SPASTIC DYSARTHRIA NOTES (UMN Bilateral)

Overview

  • Spastic dysarthria: bilateral upper motor neuron (UMN) involvement affecting direct and indirect activation pathways.
  • Affects all speech subsystems; intelligibility often reduced.
  • UMN signs: hypertonia/spasticity; hyperreflexia; Babinski signs; "− signs" include loss of fine motor control, reduced range, weakness.

Causes

  • Etiology distribution (Duffy, 2020):

    • Degenerative: 60%60\%
    • Vascular: 17%17\%
    • Undetermined: 10%10\%
    • Congenital: 8%8\%
    • Traumatic: 4%4\%
    • Demyelinating: 1%1\%
  • Amyotrophic Lateral Sclerosis (ALS): degenerative motor neuron disease; unknown cause; progressive loss of UMN and LMN; terminal; dysphagia often co-occurs.

  • Stroke: bilateral damage patterns involving internal carotid/MCA/PCA; various stroke configurations can add to previous injuries.

  • Traumatic Head Injury: widespread cortical/subcortical/brainstem injury; spastic dysarthria possible; mixed dysarthria common.

Speech Characteristics

  • All components of speech can be affected: respiration, phonation, resonance, articulation, prosody.
  • Typical speech features:
    • Imprecise consonants and distorted vowels (articulation).
    • Monopitch and monoloudness (prosody/phonation).
    • Slow rate; short phrases (prosody).
    • Harsh/strained–strangled voice quality (phonation).
    • Hypernasality (resonance).
    • Low pitch and occasionally pitch breaks.
    • Short phrases with reduced stress; excess and equal stress can occur.

Non-speech Clinical Signs

  • Dysphagia (swallowing problems)
  • Drooling
  • Pseudobulbar affect (emotional lability)
  • Pathologic oral reflexes (e.g., suck, snout, palmomental, jaw jerk, bite)

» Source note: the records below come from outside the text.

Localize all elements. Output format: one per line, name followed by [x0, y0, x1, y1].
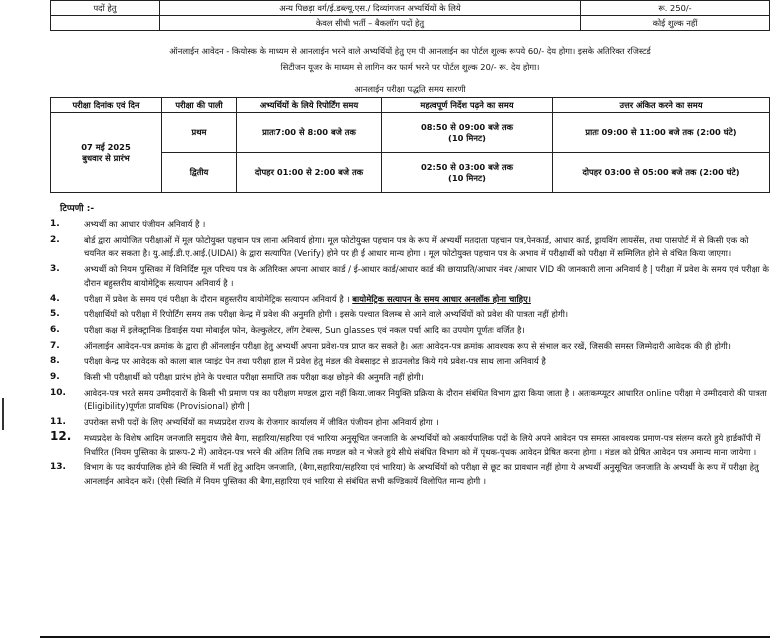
note-item [40, 371, 770, 385]
fee-cell: रू. 250/- [581, 1, 770, 16]
note-number: 6. [50, 324, 60, 335]
note-text: उपरोक्त सभी पदों के लिए अभ्यर्थियों का मध्यप्रदेश राज्य के रोजगार कार्यालय में जीवित पंजीयन होना अनिवार्य होगा । [84, 417, 439, 428]
note-text: परीक्षार्थियों को परीक्षा में रिपोर्टिंग समय तक परीक्षा केन्द्र में प्रवेश की अनुमति होगी । इसके पश्चात विलम्ब से आने वाले अभ्यर्थियों को प्रवेश की पात्रता नहीं होगी। [84, 309, 569, 320]
shift-cell: द्वितीय [162, 153, 237, 193]
notice-line: सिटीजन यूजर के माध्यम से लागिन कर फार्म भरने पर पोर्टल शुल्क 20/- रू. देय होगा। [280, 62, 540, 72]
instruction-duration: (10 मिनट) [448, 172, 486, 183]
note-item [40, 324, 770, 338]
schedule-title: आनलाईन परीक्षा पद्धति समय सारणी [354, 84, 466, 94]
instruction-cell [382, 113, 553, 153]
table-row [51, 1, 770, 16]
instruction-time: 02:50 से 03:00 बजे तक [421, 161, 513, 172]
notice-line: ऑनलाईन आवेदन - कियोस्क के माध्यम से आनलाईन भरने वाले अभ्यर्थियों हेतु एम पी आनलाईन का पोर्टल शुल्क रूपये 60/- देय होगा। इसके अतिरिक्त रजिस्टर्ड [169, 46, 651, 56]
note-text: परीक्षा में प्रवेश के समय एवं परीक्षा के दौरान बहुस्तरीय बायोमेट्रिक सत्यापन अनिवार्य है । [84, 293, 350, 304]
note-item [40, 340, 770, 354]
note-text: ऑनलाईन आवेदन-पत्र क्रमांक के द्वारा ही ऑनलाईन परीक्षा हेतु अभ्यर्थी अपना प्रवेश-पत्र प्राप्त कर सकते है। अतः आवेदन-पत्र क्रमांक आवश्यक रूप से संभाल कर रखें, जिसकी समस्त जिम्मेदारी आवेदक की ही होगी। [84, 340, 731, 351]
note-text: अभ्यर्थी का आधार पंजीयन अनिवार्य है । [84, 219, 206, 229]
note-number: 7. [50, 340, 60, 351]
note-number: 9. [50, 372, 60, 383]
fee-cell: अन्य पिछड़ा वर्ग/ई.डब्ल्यू.एस./ दिव्यांगजन अभ्यर्थियों के लिये [160, 1, 581, 16]
note-number: 2. [50, 234, 60, 245]
note-item [40, 428, 770, 459]
answer-cell: प्रातः 09:00 से 11:00 बजे तक (2:00 घंटे) [553, 113, 770, 153]
column-header: अभ्यर्थियों के लिये रिपोर्टिंग समय [237, 98, 382, 113]
note-number: 10. [50, 387, 66, 398]
table-row [51, 16, 770, 31]
note-underlined-text: बायोमेट्रिक सत्यापन के समय आधार अनलॉक होना चाहिए। [352, 293, 531, 304]
fee-cell [51, 16, 160, 31]
note-text: विभाग के पद कार्यपालिक होने की स्थिति में भर्ती हेतु आदिम जनजाति, (बैगा,सहारिया/सहरिया एवं भारिया) के अभ्यर्थियों को परीक्षा से छूट का प्रावधान नहीं होगा ये अभ्यर्थी अनुसूचित जनजाति के अभ्यर्थी के रूप में परीक्षा हेतु आनलाईन आवेदन करें। (ऐसी स्थिति में नियम पुस्तिका की बैगा,सहारिया एवं भारिया से संबंधित सभी कण्डिकायें विलोपित मान्य होगी । [84, 462, 759, 486]
note-item [40, 387, 770, 414]
fee-cell: पदों हेतु [51, 1, 160, 16]
note-text: अभ्यर्थी को नियम पुस्तिका में विनिर्दिष्ट मूल परिचय पत्र के अतिरिक्त अपना आधार कार्ड / ई-आधार कार्ड/आधार कार्ड की छायाप्रति/आधार नंबर /आधार VID की जानकारी लाना अनिवार्य है | परीक्षा में प्रवेश के समय एवं परीक्षा के दौरान बहुस्तरीय बायोमेट्रिक सत्यापन अनिवार्य है । [84, 264, 769, 288]
column-header: उत्तर अंकित करने का समय [553, 98, 770, 113]
note-text: बोर्ड द्वारा आयोजित परीक्षाओं में मूल फोटोयुक्त पहचान पत्र लाना अनिवार्य होगा। मूल फोटोयुक्त पहचान पत्र के रूप में अभ्यर्थी मतदाता पहचान पत्र,पेनकार्ड, आधार कार्ड, ड्रायविंग लायसेंस, तथा पासपोर्ट में से किसी एक को चयनित कर सकता है। यु.आई.डी.ए.आई.(UIDAI) के द्वारा सत्यापित (Verify) होने पर ही ई आधार मान्य होगा । मूल फोटोयुक्त पहचान पत्र के अभाव में परीक्षार्थी को परीक्षा में सम्मिलित होने से वंचित किया जाएगा। [84, 234, 749, 259]
instruction-time: 08:50 से 09:00 बजे तक [421, 121, 513, 132]
exam-day: बुधवार से प्रारंभ [82, 152, 130, 163]
note-item [40, 308, 770, 322]
note-item [40, 293, 770, 307]
portal-fee-notice [50, 43, 770, 75]
exam-date: 07 मई 2025 [81, 141, 131, 152]
note-text: परीक्षा केन्द्र पर आवेदक को काला बाल प्वाइंट पेन तथा परीक्षा हाल में प्रवेश हेतु मंडल की वेबसाइट से डाउनलोड किये गये प्रवेश-पत्र साथ लाना अनिवार्य है [84, 356, 546, 367]
schedule-table [50, 97, 770, 193]
scan-mark [2, 398, 4, 430]
remarks-title: टिप्पणी :- [60, 204, 95, 214]
column-header: परीक्षा दिनांक एवं दिन [51, 98, 162, 113]
column-header: परीक्षा की पाली [162, 98, 237, 113]
note-item [40, 263, 770, 290]
answer-cell: दोपहर 03:00 से 05:00 बजे तक (2:00 घंटे) [553, 153, 770, 193]
note-number: 8. [50, 356, 60, 367]
reporting-cell: दोपहर 01:00 से 2:00 बजे तक [237, 153, 382, 193]
note-item [40, 234, 770, 261]
instruction-cell [382, 153, 553, 193]
fee-cell: कोई शुल्क नहीं [581, 16, 770, 31]
bottom-rule [40, 636, 770, 638]
table-header-row [51, 98, 770, 113]
instruction-duration: (10 मिनट) [448, 132, 486, 143]
note-number: 13. [50, 462, 66, 473]
note-number: 4. [50, 293, 60, 304]
notes-list [40, 218, 770, 491]
note-item [40, 355, 770, 369]
note-item [40, 218, 770, 232]
shift-cell: प्रथम [162, 113, 237, 153]
reporting-cell: प्रातः7:00 से 8:00 बजे तक [237, 113, 382, 153]
note-text: मध्यप्रदेश के विशेष आदिम जनजाति समुदाय जैसे बैगा, सहारिया/सहरिया एवं भारिया अनुसूचित जनजाति के अभ्यर्थियों को अकार्यपालिक पदों के लिये अपने आवेदन पत्र समस्त आवश्यक प्रमाण-पत्र संलग्न करते हुये हार्डकॉपी में निर्धारित (नियम पुस्तिका के प्रारूप-2 में) आवेदन-पत्र भरने की अंतिम तिथि तक मण्डल को न भेजते हुये सीधे संबंधित विभाग को में पृथक-पृथक आवेदन प्रेषित करना होगा । मंडल को प्रेषित आवेदन पत्र अमान्य माना जायेगा । [84, 432, 761, 457]
note-item [40, 416, 770, 430]
note-text: किसी भी परीक्षार्थी को परीक्षा प्रारंभ होने के पश्चात परीक्षा समाप्ति तक परीक्षा कक्ष छोड़ने की अनुमति नहीं होगी। [84, 372, 424, 383]
note-number: 3. [50, 264, 60, 275]
note-item [40, 461, 770, 488]
note-number: 12. [50, 428, 72, 443]
note-number: 1. [50, 219, 60, 229]
fee-cell: केवल सीधी भर्ती – बैकलॉग पदों हेतु [160, 16, 581, 31]
fee-table [50, 0, 770, 31]
note-number: 11. [50, 417, 66, 428]
note-text: परीक्षा कक्ष में इलेक्ट्रानिक डिवाईस यथा मोबाईल फोन, केल्कुलेटर, लॉग टेबल्स, Sun glasses एवं नकल पर्चा आदि का उपयोग पूर्णतः वर्जित है। [84, 324, 525, 335]
note-number: 5. [50, 309, 60, 320]
column-header: महत्वपूर्ण निर्देश पढ़ने का समय [382, 98, 553, 113]
exam-date-cell [51, 113, 162, 193]
note-text: आवेदन-पत्र भरते समय उम्मीदवारों के किसी भी प्रमाण पत्र का परीक्षण मण्डल द्वारा नहीं किया.जाकर नियुक्ति प्रक्रिया के दौरान संबंधित विभाग द्वारा किया जाता है । अतःकम्प्यूटर आधारित online परीक्षा मे उम्मीदवारो की पात्रता (Eligibility)पूर्णतः प्रावधिक (Provisional) होगी | [84, 387, 767, 412]
table-row [51, 113, 770, 153]
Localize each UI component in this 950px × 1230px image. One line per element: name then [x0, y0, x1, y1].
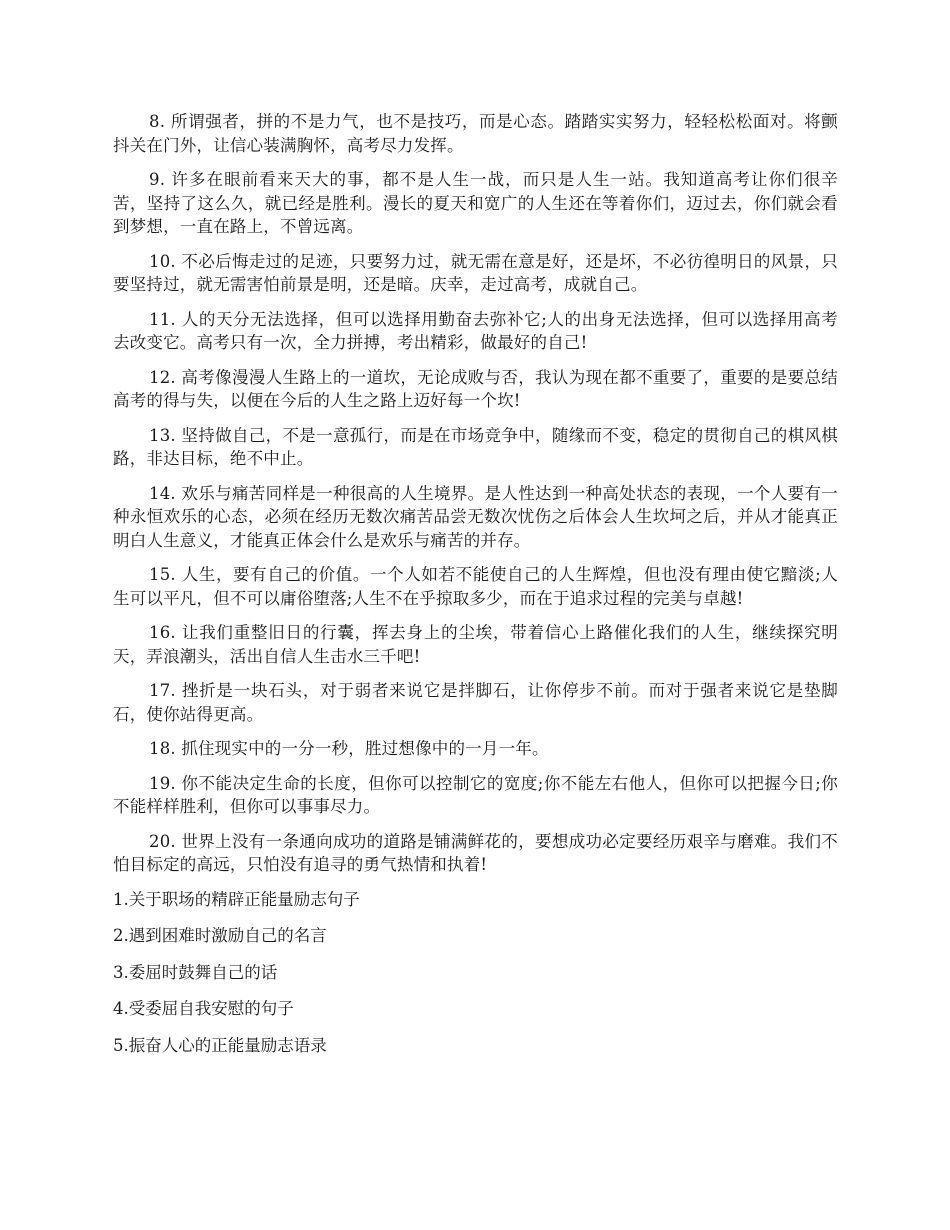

Speech Mechanism Examination

  • Assess: Face, jaw, tongue, velopharynx, larynx (phonation), respiration.
  • Conditions of examination: at rest, during movement, sustained postures, reflexes

Assessment of Spastic Dysarthria

  • 3 key tasks (in addition to oromotor exam):
    1. Conversational speech and/or reading → observe resonance, articulation, prosody
    2. Speech AMRs (e.g., puh-puh-puh / tuh-tuh-tuh / kuh-kuh-kuh) → observe rate (often slow)
    3. Vowel prolongation → observe phonation; harsh voice quality

Summary

  • Spastic dysarthria arises from bilateral UMN damage (Direct and indirect activation pathways).
  • UMN signs: hypertonia, spasticity, hyperreflexia, Babinski (+); negative signs include reduced ROM, weakness.
  • Distinctive speech features: impaired articulation (imprecise consonants, distorted vowels); harsh/strained phonation; hypernasality; monopitch/monoloudness; slow rate; short phrases.